Le deuxième axe concerne la fibuline cible. Pour comprendre son rôle dans la TEndM, les chercheurs ont mis au point un modèle cellulaire : des cellules endothéliales primaires sont exposées au TGF-β, une molécule connue pour déclencher la transition vers un état producteur de collagène. Dans ce contexte, la fibuline apparaît fortement surproduite. Plusieurs outils sont alors mobilisés pour explorer sa fonction : inhibition de l’expression de la fibuline grâce à un vecteur lentiviral.
Le projet mobilise des compétences variées : analyses immunologiques, biologie moléculaire, imagerie, modèles animaux et collaboration avec des structures spécialisées en métagénomique et en production d’anticorps. Cette approche interdisciplinaire permet d’examiner la fibrose cardiaque sous différents angles, en reliant alimentation, immunité, microbiote et modifications structurales du cœur. Les résultats issus des modèles animaux sont rapprochés de données moléculaires obtenues in vitro, ce qui renforce la compréhension globale du phénomène.

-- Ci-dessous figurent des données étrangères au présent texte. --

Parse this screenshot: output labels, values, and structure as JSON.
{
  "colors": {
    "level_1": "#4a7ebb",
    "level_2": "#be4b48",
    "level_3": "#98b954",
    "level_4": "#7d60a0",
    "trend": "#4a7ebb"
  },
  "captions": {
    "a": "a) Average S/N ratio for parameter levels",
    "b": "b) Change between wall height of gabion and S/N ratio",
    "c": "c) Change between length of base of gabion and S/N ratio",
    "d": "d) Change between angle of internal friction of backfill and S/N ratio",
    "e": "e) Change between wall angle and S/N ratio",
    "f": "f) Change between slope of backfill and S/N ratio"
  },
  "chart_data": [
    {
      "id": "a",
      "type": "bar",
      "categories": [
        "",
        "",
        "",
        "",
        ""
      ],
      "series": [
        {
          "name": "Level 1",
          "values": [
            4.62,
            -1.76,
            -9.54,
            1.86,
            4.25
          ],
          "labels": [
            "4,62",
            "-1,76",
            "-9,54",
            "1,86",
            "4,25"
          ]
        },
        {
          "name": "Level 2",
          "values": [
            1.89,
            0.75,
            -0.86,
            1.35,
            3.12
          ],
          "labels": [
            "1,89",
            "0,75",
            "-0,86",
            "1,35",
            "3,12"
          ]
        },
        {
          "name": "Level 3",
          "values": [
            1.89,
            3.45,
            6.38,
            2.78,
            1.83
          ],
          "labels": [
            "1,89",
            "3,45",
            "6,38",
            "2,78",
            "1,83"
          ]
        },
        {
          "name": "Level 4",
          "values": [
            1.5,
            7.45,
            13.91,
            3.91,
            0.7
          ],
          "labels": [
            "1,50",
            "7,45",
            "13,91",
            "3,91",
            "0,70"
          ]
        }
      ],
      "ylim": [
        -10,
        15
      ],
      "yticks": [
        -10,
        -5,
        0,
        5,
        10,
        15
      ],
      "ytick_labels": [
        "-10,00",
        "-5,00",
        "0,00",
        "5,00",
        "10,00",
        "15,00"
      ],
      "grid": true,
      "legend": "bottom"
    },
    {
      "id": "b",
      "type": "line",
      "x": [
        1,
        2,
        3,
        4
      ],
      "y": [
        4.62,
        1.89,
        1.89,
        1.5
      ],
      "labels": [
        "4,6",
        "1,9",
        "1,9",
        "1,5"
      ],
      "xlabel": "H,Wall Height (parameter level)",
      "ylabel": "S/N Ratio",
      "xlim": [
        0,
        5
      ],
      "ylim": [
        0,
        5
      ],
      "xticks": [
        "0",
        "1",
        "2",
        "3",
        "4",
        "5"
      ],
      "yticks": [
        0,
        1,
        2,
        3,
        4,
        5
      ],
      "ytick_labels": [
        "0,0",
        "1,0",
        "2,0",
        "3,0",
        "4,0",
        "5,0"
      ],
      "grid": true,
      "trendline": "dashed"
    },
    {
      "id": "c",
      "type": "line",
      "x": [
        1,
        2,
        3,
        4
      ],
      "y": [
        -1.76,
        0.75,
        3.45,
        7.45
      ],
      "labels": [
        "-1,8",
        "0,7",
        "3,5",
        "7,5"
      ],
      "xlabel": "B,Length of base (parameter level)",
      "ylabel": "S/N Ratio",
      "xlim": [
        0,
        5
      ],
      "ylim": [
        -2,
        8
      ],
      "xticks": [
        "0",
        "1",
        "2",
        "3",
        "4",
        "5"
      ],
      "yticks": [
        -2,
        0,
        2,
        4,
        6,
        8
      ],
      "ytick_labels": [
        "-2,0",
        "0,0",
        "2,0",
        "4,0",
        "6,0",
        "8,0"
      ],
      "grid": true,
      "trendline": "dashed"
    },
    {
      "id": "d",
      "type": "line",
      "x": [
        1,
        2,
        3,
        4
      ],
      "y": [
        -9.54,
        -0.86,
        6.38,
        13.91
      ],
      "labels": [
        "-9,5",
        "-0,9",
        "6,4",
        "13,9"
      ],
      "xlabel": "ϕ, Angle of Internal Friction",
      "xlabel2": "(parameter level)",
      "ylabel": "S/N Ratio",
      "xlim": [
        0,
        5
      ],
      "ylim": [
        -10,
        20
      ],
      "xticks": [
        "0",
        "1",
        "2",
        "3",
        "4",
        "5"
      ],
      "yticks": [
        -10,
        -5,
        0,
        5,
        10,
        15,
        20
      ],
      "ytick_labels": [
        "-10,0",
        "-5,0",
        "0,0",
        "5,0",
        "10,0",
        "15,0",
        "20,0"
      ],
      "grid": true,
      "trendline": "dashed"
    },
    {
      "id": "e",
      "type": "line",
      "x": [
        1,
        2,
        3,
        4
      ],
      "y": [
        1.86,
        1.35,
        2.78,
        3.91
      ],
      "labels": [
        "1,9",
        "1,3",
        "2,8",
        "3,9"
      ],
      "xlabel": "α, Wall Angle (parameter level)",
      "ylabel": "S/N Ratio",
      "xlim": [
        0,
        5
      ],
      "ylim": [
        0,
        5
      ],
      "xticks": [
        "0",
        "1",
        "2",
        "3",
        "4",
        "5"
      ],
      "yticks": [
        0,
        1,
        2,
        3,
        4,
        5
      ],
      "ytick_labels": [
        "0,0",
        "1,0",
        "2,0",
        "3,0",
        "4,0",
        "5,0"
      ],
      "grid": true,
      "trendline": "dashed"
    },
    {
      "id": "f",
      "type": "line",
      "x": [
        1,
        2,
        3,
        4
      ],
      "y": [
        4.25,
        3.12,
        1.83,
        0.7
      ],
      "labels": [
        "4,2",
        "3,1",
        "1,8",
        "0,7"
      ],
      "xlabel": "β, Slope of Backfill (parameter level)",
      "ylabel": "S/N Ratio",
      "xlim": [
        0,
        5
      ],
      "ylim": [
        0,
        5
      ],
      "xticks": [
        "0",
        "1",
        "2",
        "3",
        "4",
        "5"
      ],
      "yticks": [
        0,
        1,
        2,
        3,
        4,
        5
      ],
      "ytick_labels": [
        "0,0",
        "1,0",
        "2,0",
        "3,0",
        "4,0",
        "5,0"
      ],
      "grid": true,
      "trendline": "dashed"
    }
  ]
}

L’équipe montre que la restriction en sodium peut moduler à la fois la TEndM et l’activité de certaines cellules immunitaires. Ces observations suggèrent que le sel alimentaire intervient non seulement sur la pression artérielle, mais aussi sur des mécanismes plus fins qui influencent la fibrose. La mise en évidence de la fibuline comme acteur potentiel de cette transition cellulaire représente un résultat notable. Si son rôle se confirme, elle pourrait devenir un biomarqueur intéressant pour détecter des modifications cardiaques précoces, avant l’apparition de symptômes plus sévères.
Le projet apporte également des outils expérimentaux, notamment de nouveaux modèles cellulaires, qui permettront d’approfondir l’étude de cette protéine et de son implication dans la fibrose.

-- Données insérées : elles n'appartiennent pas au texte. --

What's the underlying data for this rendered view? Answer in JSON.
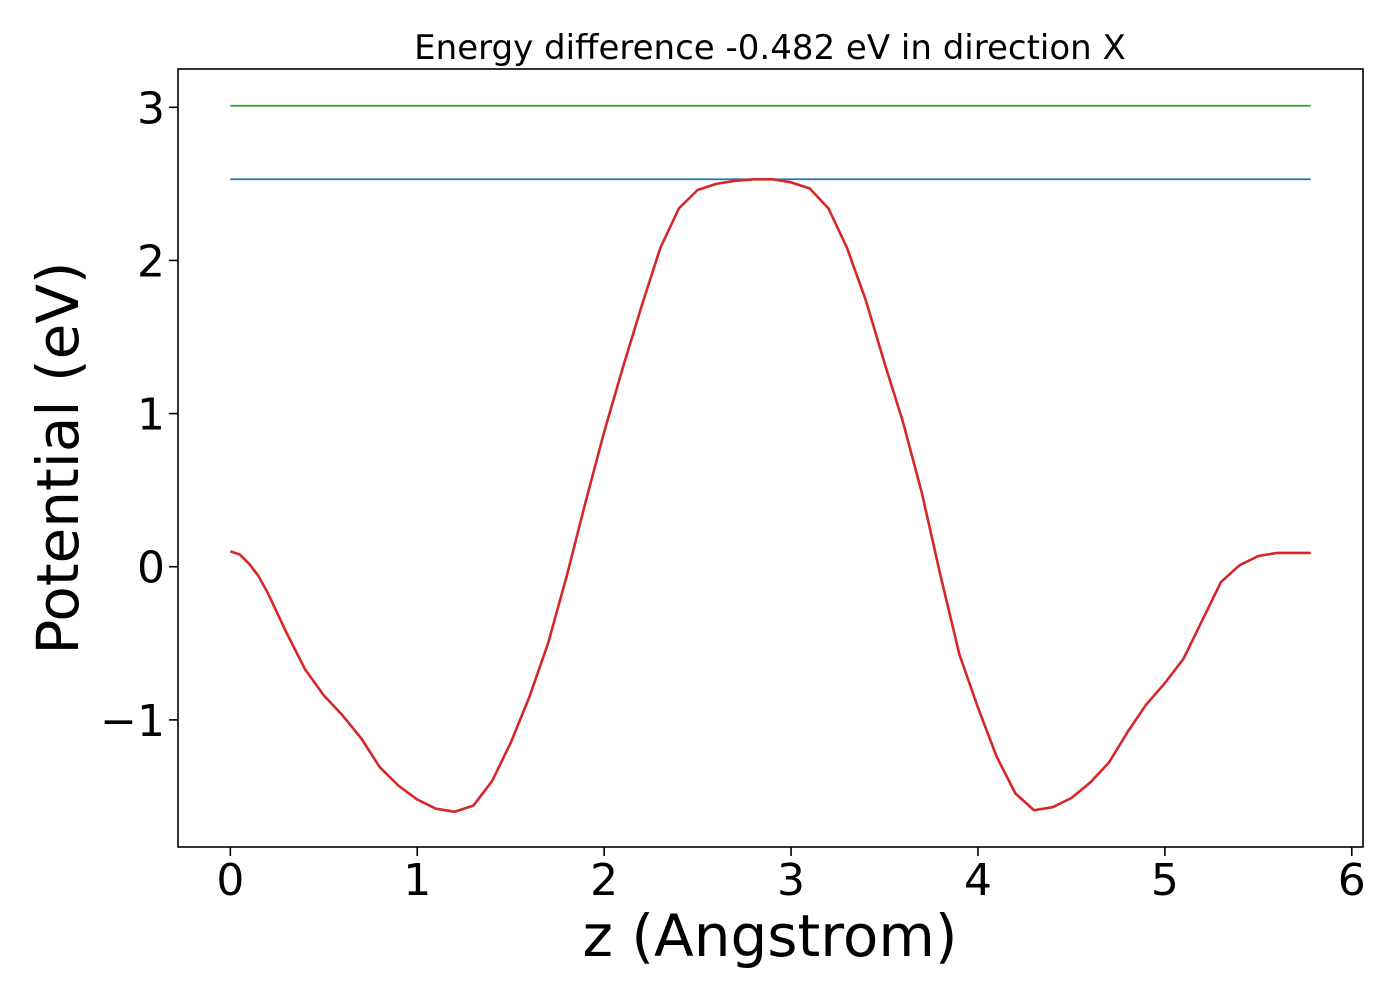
{
  "chart_data": {
    "type": "line",
    "title": "Energy difference -0.482 eV in direction X",
    "xlabel": "z (Angstrom)",
    "ylabel": "Potential (eV)",
    "xlim": [
      -0.28,
      6.06
    ],
    "ylim": [
      -1.83,
      3.25
    ],
    "xticks": [
      0,
      1,
      2,
      3,
      4,
      5,
      6
    ],
    "xtick_labels": [
      "0",
      "1",
      "2",
      "3",
      "4",
      "5",
      "6"
    ],
    "yticks": [
      -1,
      0,
      1,
      2,
      3
    ],
    "ytick_labels": [
      "−1",
      "0",
      "1",
      "2",
      "3"
    ],
    "grid": false,
    "series": [
      {
        "color": "#2ca02c",
        "x": [
          0,
          5.78
        ],
        "y": [
          3.01,
          3.01
        ]
      },
      {
        "color": "#1f77b4",
        "x": [
          0,
          5.78
        ],
        "y": [
          2.53,
          2.53
        ]
      },
      {
        "color": "#d62728",
        "x": [
          0,
          0.05,
          0.1,
          0.15,
          0.2,
          0.3,
          0.4,
          0.5,
          0.6,
          0.7,
          0.8,
          0.9,
          1.0,
          1.1,
          1.2,
          1.3,
          1.4,
          1.5,
          1.6,
          1.7,
          1.8,
          1.9,
          2.0,
          2.1,
          2.2,
          2.3,
          2.4,
          2.5,
          2.6,
          2.7,
          2.8,
          2.9,
          3.0,
          3.1,
          3.2,
          3.3,
          3.4,
          3.5,
          3.6,
          3.7,
          3.8,
          3.9,
          4.0,
          4.1,
          4.2,
          4.3,
          4.4,
          4.5,
          4.6,
          4.7,
          4.8,
          4.9,
          5.0,
          5.1,
          5.2,
          5.3,
          5.4,
          5.5,
          5.6,
          5.65,
          5.7,
          5.75,
          5.78
        ],
        "y": [
          0.1,
          0.08,
          0.02,
          -0.06,
          -0.17,
          -0.43,
          -0.67,
          -0.84,
          -0.97,
          -1.12,
          -1.31,
          -1.43,
          -1.52,
          -1.58,
          -1.6,
          -1.56,
          -1.4,
          -1.15,
          -0.85,
          -0.5,
          -0.06,
          0.42,
          0.88,
          1.3,
          1.7,
          2.08,
          2.34,
          2.46,
          2.5,
          2.52,
          2.53,
          2.53,
          2.51,
          2.47,
          2.34,
          2.08,
          1.74,
          1.33,
          0.94,
          0.48,
          -0.06,
          -0.57,
          -0.92,
          -1.24,
          -1.48,
          -1.59,
          -1.57,
          -1.51,
          -1.41,
          -1.28,
          -1.08,
          -0.9,
          -0.76,
          -0.6,
          -0.35,
          -0.1,
          0.01,
          0.07,
          0.09,
          0.09,
          0.09,
          0.09,
          0.09
        ]
      }
    ]
  }
}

La fibrose cardiaque est encore difficile à détecter précocement et reste complexe à traiter. Les traitements actuels reposent surtout sur la maîtrise de l’hypertension, des déséquilibres métaboliques et, dans certains cas, sur des médicaments antifibrotiques. Si la fibre cardiaque devient trop rigide, la fonction diastolique se dégrade et la capacité du cœur à se remplir diminue.
En identifiant les mécanismes par lesquels un régime pauvre en sel limite la fibrose, cette recherche pourrait, à terme, aider à mieux cibler les interventions nutritionnelles et thérapeutiques dans le syndrome métabolique.